Après les virulents Nous sommes tous en liberté provisoire et Confession d’un commissaire de police au procureur de la République, Damiano Damiani rempile avec les yeux perçants de Franco Nero pour une nouvelle bobine politique très engagée qui s’intéresse à ce qui faisait trembler l'Italie dans les années 70 : La mafia et la corruption qu’elle rendait possible dans les hautes sphères économiques et judiciaires du pays.

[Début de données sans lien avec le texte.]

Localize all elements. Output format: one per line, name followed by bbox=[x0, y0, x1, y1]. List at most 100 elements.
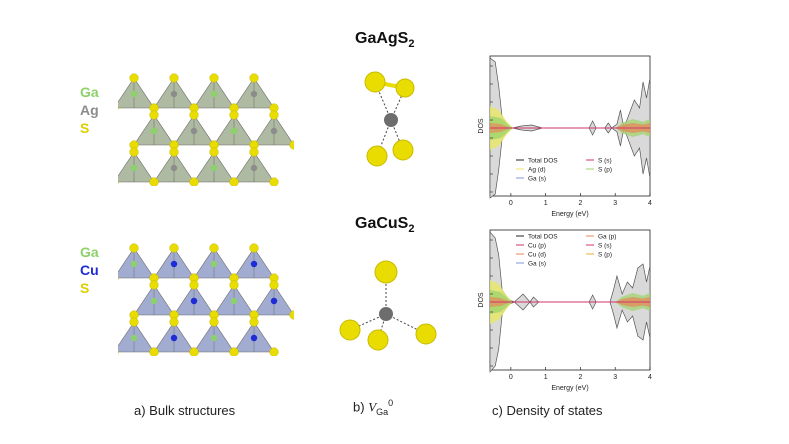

A travers une chasse à l’assassin, engagée par un cinéaste qui n’a pas froid aux yeux — de là à y voir une petite mise en abyme, il n’y a qu’un pas—, Damiani dénonce et accuse un système complètement vérolé aux allures de confrérie secrète dont le fonctionnement est marqué par un opportunisme morbide. Point de code d’honneur, il n’y est question que de guerre d’intérêts et de stratégies malsaines : le plus vicieux ne s’assiéra sur le trône qu’une fois les têtes de ses amis éphémères tombées au combat.


Plus que sa farouche soif dénonciatrice, ce qui fait l’intelligence de Perche si uccide un magistrato est que Damiani ne se repose jamais uniquement sur le côté polémique de son sujet. Oui l’homme en a gros sur la patate, mais il a surtout une histoire stimulante à raconter, un polar labyrinthique qui tient toutes ses promesses. Sa force ? Les deux personnages charismatiques qui s’y livrent bataille et passent leur temps à essayer de cohabiter. Françoise Fabian, sublime et distinguée, devient objet de fascination pour un Franco Nero tenace et manipulateur malgré lui. C’est sa passion qui permet à Damiani de brouiller les pistes pour jouer avec un spectateur qui passe son temps à infirmer les quelques hypothèses qu’il se risque à formuler.


Il n’y a guère que la mise en scène un peu fonctionnelle de l'ensemble qui peut sembler légère, même si on la devine voulue simple par un cinéaste plus intéressé par le fond de son propos. Non pas qu’elle soit manquée à proprement parler, mais il manque à l’image un petit coup d’œil un peu plus singulier, quelques jeux de cadre plus personnels pour qu’elle marque davantage les esprits. Cela étant dit, il est évident que Damiani a certainement souhaité cette épure visuelle dans l’optique de ne laisser la place qu’à ses personnages et leurs discours, mais en tant que gourmand de belles images, j’aurais aimé pouvoir associer à cette bobine au caractère bien trempé quelques séquences visuellement plus intrépides.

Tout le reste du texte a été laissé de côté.